Wolf Richter wolfstreet.com, www.amazon.com/author/wolfrichter
The US gross national debt jumped by $72.8 billion in one day, on Thursday, the Treasury Department reported Friday afternoon. This March 16 is a historic date of gloomy proportions, because on this date, the US gross national debt punched through the $21 trillion mark and reached $21.03 trillion.
Here’s the thing: On September 7, 2017, a little over six months ago, just before Congress suspended the debt ceiling, the gross national debt stood at $19.84 trillion.
In those six-plus months – 132 reporting days, to be precise – the gross national debt spiked by $1.186 trillion. I tell you, these dang trillions are flying by so fast, they’re hard to see. And we wonder: What was that? Where did it go?
Whatever it was and wherever it went, it added 6% to the gross national debt in just 6 months.
And with 2017 GDP at $19.74 trillion in current dollars, the gross national debt now amounts to 106.4% of GDP.
In the chart below, the flat spots are the various debt-ceiling periods. This is a uniquely American phenomenon when Congress forbids the Administration to borrow the money that it needs to borrow in order to spend it on the things that Congress told the Administration to spend it on via the appropriation bills. So that’s where we are, on this glorious day of March 16, 2018:

This was the largest spike in the gross national debt over a period of 132 reporting days, going back to 2011. Perhaps during the depth of the Financial Crisis, when all heck was breaking loose, and when credit was freezing up, and when millions of people lost their jobs, and when the government stopped receiving payroll deductions from them, and when capital gains turned into losses, and when corporations were drowning in red ink and not paying taxes either, in other words, when tax receipts collapsed due to the crisis, and expenditures for unemployment and other things jumped, well then the debt might have increased more sharply in a time span like this.
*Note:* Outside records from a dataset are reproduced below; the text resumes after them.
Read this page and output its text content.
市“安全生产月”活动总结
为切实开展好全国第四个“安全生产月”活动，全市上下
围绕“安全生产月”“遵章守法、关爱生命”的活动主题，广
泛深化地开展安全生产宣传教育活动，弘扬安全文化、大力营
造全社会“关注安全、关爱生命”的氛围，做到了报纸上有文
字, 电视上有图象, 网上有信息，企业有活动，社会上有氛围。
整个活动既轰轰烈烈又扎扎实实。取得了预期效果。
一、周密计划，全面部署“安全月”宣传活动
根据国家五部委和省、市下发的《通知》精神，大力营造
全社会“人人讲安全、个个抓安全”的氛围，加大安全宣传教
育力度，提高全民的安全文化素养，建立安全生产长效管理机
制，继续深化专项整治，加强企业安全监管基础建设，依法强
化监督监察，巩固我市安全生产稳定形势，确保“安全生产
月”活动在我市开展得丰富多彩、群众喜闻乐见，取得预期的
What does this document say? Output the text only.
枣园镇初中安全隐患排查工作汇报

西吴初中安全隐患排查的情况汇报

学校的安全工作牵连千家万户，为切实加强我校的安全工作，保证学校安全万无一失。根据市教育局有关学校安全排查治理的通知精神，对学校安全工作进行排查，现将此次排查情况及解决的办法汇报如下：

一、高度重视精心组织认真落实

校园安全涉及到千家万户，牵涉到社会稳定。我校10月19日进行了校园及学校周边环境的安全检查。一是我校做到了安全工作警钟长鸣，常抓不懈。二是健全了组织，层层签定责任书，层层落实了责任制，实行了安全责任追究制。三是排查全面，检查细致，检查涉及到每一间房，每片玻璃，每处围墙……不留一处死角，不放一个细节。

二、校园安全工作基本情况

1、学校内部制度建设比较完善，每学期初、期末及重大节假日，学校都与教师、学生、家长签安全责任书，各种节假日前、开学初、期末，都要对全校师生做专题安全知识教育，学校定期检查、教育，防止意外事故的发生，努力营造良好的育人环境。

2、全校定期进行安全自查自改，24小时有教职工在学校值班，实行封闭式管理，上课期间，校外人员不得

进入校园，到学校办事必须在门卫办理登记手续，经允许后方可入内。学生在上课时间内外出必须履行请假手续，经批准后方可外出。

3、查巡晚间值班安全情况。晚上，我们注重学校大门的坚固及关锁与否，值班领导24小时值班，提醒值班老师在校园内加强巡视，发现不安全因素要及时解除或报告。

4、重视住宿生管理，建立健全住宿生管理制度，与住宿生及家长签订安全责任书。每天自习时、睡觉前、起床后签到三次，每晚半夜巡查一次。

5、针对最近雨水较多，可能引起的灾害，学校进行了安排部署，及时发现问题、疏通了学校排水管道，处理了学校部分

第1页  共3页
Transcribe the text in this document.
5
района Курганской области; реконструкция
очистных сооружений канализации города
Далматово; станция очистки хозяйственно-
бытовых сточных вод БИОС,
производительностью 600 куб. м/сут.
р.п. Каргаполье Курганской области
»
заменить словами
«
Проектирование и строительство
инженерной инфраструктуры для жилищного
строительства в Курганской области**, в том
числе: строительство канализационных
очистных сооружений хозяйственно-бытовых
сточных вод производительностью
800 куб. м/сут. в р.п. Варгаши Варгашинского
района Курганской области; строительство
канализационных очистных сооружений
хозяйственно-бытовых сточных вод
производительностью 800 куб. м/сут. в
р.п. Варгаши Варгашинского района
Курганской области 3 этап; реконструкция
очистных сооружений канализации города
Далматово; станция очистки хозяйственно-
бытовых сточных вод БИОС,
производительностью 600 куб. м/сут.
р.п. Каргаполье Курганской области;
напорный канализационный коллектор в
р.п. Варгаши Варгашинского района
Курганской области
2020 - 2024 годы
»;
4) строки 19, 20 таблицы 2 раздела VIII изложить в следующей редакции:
But not since then.
This chart shows the changes in the gross national debt on a rolling 132-reporting-day basis, going back to 2011:

And this is happening in a booming economy when the debt shouldn’t increase at all as booming tax receipts would match, or more than match, government expenditures. But hey, not in this brave new world.
Despite the boom times – and they’re likely as good as they’re going to get – the government is already forecasting record issuance of net new Treasury debt in order to fund the surging deficits. And the market will have to absorb this debt, just as the Fed has started to unload Treasuries from its balance sheet.